Will a local 8B model embarrass me compared to GPT-4o?
On classification, extraction, routing, and short summarisation: no, not at temperature 0.2 with a tight prompt. On open-ended reasoning over long contexts, multi-step planning, or anything code-heavy past a few hundred lines: yes, often. Pick the task, not the model.
Can I run this on a Mac mini?
Yes. The M2 and M4 Mac minis with 16 GB or more of unified memory run 8B models at usable speeds through Ollama. I have one as a permanent inference box behind a Cloudflare Tunnel for a couple of small client workflows.
How do I keep the model up when n8n calls it?
Set OLLAMA_KEEP_ALIVE to a long value such as 24h.
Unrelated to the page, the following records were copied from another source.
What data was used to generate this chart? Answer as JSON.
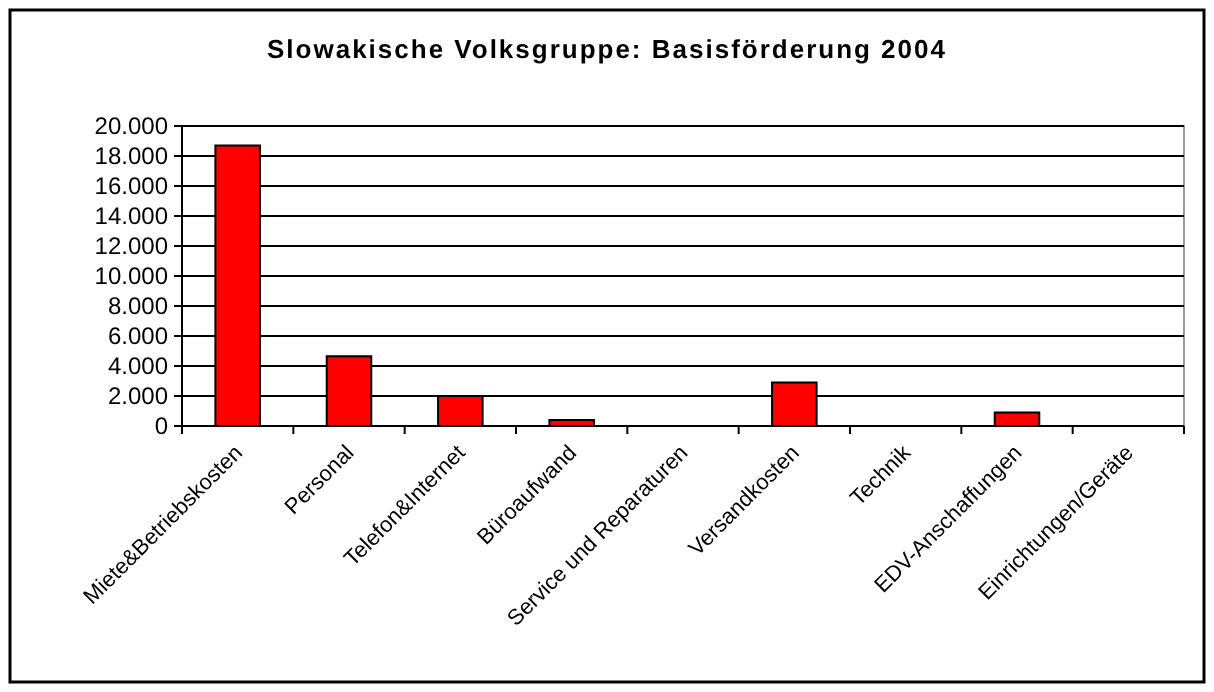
{
  "chart_data": {
    "type": "bar",
    "title": "Slowakische Volksgruppe: Basisförderung 2004",
    "categories": [
      "Miete&Betriebskosten",
      "Personal",
      "Telefon&Internet",
      "Büroaufwand",
      "Service und Reparaturen",
      "Versandkosten",
      "Technik",
      "EDV-Anschaffungen",
      "Einrichtungen/Geräte"
    ],
    "values": [
      18700,
      4650,
      2000,
      400,
      0,
      2900,
      0,
      900,
      0
    ],
    "color": "#ff0000",
    "ylim": [
      0,
      20000
    ],
    "yticks": [
      {
        "value": 0,
        "label": "0"
      },
      {
        "value": 2000,
        "label": "2.000"
      },
      {
        "value": 4000,
        "label": "4.000"
      },
      {
        "value": 6000,
        "label": "6.000"
      },
      {
        "value": 8000,
        "label": "8.000"
      },
      {
        "value": 10000,
        "label": "10.000"
      },
      {
        "value": 12000,
        "label": "12.000"
      },
      {
        "value": 14000,
        "label": "14.000"
      },
      {
        "value": 16000,
        "label": "16.000"
      },
      {
        "value": 18000,
        "label": "18.000"
      },
      {
        "value": 20000,
        "label": "20.000"
      }
    ],
    "grid": "y"
  }
}
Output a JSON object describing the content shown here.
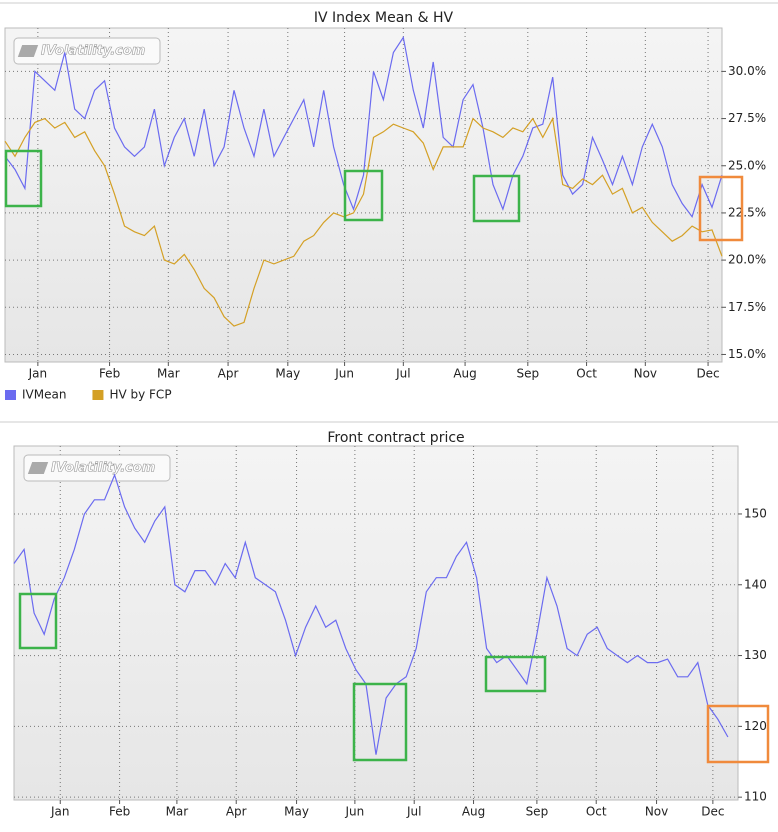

By default Ollama unloads the model after five minutes of inactivity, and the first request after that pays a multi-second cold-start tax that will make your workflow look broken.
What about MCP and agentic workflows on local models?
MCP (Model Context Protocol, Anthropic's open spec from late 2024 for connecting LLMs to tools) works fine against local models that support tool calling, which Llama 3.1 and Qwen 2.5 do. Agentic loops — where the model decides which tool to call next — are more sensitive to model quality, so test the loop on your hardest real case before assuming the 8B handles it.
Set this up once on a weekend, point one workflow at it, leave it alone for a month, and look at the API bill that did not arrive. That moment is the whole pitch.